Cook: This is what sustainable building looks like

David Cook
David Cook

Build two rooms.

One, the old way: standard building techniques, modeled on outdated codes from a decade ago, before Lebron had even left Cleveland.

Sure, the room may keep out the rain. But it leaks air. The insulation is poor. The framing is short-sighted.

photo David Cook

So, build a new, second room. Based on the most forward-thinking and advanced building and insulating techniques, this room is different. Warm in the winter, cool in the summer, the room also uses less fossil fuel energy. And it's more affordable.

Then, take these two freestanding rooms - old room, new room - and put them on display in a public place.

On a hot day, dump 1 ton of ice in each.

Close the doors.

And wait.

Come back in a week or so and take stock: how much ice is left in old room versus new room? (Hint: the new room will hold a lot more ice. It won't melt as fast. The room's envelope is tight.)

It's called the IceBox Challenge: a compelling and public way to prove the efficiency of modern, clean building.

They did it in Vancouver - the old room lost roughly 40% more ice - and Melbourne.

This week, it's coming to Chattanooga.

But today's story isn't really about the Icebox Challenge.

It's about the men behind it.

They're active fathers, community leaders, artists, amateur football players, factory workers.

They're also African American and Latino men from the streets.

"Not all black people from the 'hood are bad," Terrance Williams said.

Williams and eight other men are members of a group called Build It Green, which marries environmental justice, workforce development and soul-craft.

Three mornings a week for three months, they work on building two things.

The Icebox Challenge rooms.

And their own hearts and minds.

They meet up at a nearly-century-old brick Methodist church on Dodds Avenue. Some carry to-go breakfast. They're laughing, giving dap, catching up.

They have histories, scars, records. They come from neighborhoods where trauma is common and violence normalized.

"But that is the past," said Williams, 31. "We focus on the present and future."

In the back room of the old church, there is no $100 Keurig in the corner. No soft lighting. It is a raw room of raw men doing raw work.

They circle up their chairs. When doing work like this - soul work - men have always sat in circles, like Arthurian knights or AA.

IF YOU GO

Build It Green’s spring graduation will be held at 5:30 p.m. on Wednesday at the Camphouse. The Icebox Challenge demonstration can be seen at Architectural Surfaces on 405 E. Main St.

Their mornings begin with a question.

If you could bring somebody back to this world, who would it be?

What's the lowest point in your life?

When was the first time you held a gun?

"I was 9," said Bryan Williamson, 29. "I felt like I had power."

One by one, the men respond. The questions do their work. Strong men turn inward and vulnerable. There may be tears or an anger that seems ancient and generational in its depth.

The Build It Green vision is part Gospel, part Malcolm X, part Socrates.

"They have opened my mind," Williamson said. "This way of thinking has shown me a new way of life."

The men study ingrained habits.

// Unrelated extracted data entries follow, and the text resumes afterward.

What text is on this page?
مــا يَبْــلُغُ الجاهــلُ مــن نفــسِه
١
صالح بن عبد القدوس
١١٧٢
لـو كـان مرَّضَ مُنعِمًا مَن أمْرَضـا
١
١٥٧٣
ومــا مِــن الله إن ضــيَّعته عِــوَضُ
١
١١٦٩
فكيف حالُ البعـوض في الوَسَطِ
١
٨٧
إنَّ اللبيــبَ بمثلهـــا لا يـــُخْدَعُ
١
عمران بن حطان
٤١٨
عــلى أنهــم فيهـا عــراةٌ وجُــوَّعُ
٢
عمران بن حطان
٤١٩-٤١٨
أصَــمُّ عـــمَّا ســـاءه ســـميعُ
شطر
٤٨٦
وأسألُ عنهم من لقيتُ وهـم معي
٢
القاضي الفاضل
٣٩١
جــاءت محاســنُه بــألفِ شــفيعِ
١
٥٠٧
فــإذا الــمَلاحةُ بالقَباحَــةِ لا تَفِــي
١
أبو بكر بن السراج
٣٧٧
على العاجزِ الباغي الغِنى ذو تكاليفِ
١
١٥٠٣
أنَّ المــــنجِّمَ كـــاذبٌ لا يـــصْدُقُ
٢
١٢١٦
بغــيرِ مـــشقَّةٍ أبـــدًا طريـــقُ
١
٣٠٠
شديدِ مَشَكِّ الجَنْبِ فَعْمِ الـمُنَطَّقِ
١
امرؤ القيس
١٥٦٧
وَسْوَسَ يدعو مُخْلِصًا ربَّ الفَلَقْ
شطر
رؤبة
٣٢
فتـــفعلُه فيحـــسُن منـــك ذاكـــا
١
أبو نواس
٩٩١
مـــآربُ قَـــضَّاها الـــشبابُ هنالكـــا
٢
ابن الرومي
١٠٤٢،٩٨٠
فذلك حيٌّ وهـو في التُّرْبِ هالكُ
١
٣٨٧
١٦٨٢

How our minds can imprison us. They talk about anger and how to release it.

"Alive and free is their goal," Chris Woodhull said. "Not dead. Not incarcerated."

Woodhull co-directs Build It Green partially based on his work in Knoxville, where he was once a city councilman. There, he'd circle up with gang-bangers; he recalls police mockingly called it Hug-a-Thug. Woodhull, who is white and runs Build Me a World, shakes his head.

"These men you would see as suspects are actually fathers and leaders," he said. "The ones you want to lock up are actually the ones with the clues. The cure is in the poison."

Build It Green co-director Christian Shackelford agrees. For 12 weeks, he's taught these men job-site ready construction skills.

"Advanced framing methods, insulation types and install techniques, the understanding of air movement in a home and how to test air leakage and some basics about heating and air conditioning," said Shackelford, who works for Greenspaces.

The men finished the Icebox rooms last week.

This week, they're going on display at Architectural Surfaces on East Main Street.

View other columns by David Cook

It is the most promising of architecture: rooms that will save money, reduce greenhouse gases, built by men framed up under the worst conditions who are now trying to transform their own lives.

This Wednesday at 5:30 p.m. at The Camp House, these men, along with Williams and Williamson, graduate from Build It Green's spring class:

Timothy Moorer. Ryan Lawrence. Dae'Qwon Wilkerson. Colby Clark. Jarrett Watson. LeVonte Allen. Jovany Garcia.

Applaud them. Understand them. Hire them.

"I'm chasing freedom," Williams said.

He wants to be the first in his family to own a home. He's got one job and applied for another.

"I am a strong black individual," he said. "No matter what situation occurs, I will always keep that in the back of my mind. I will always be a strong black man."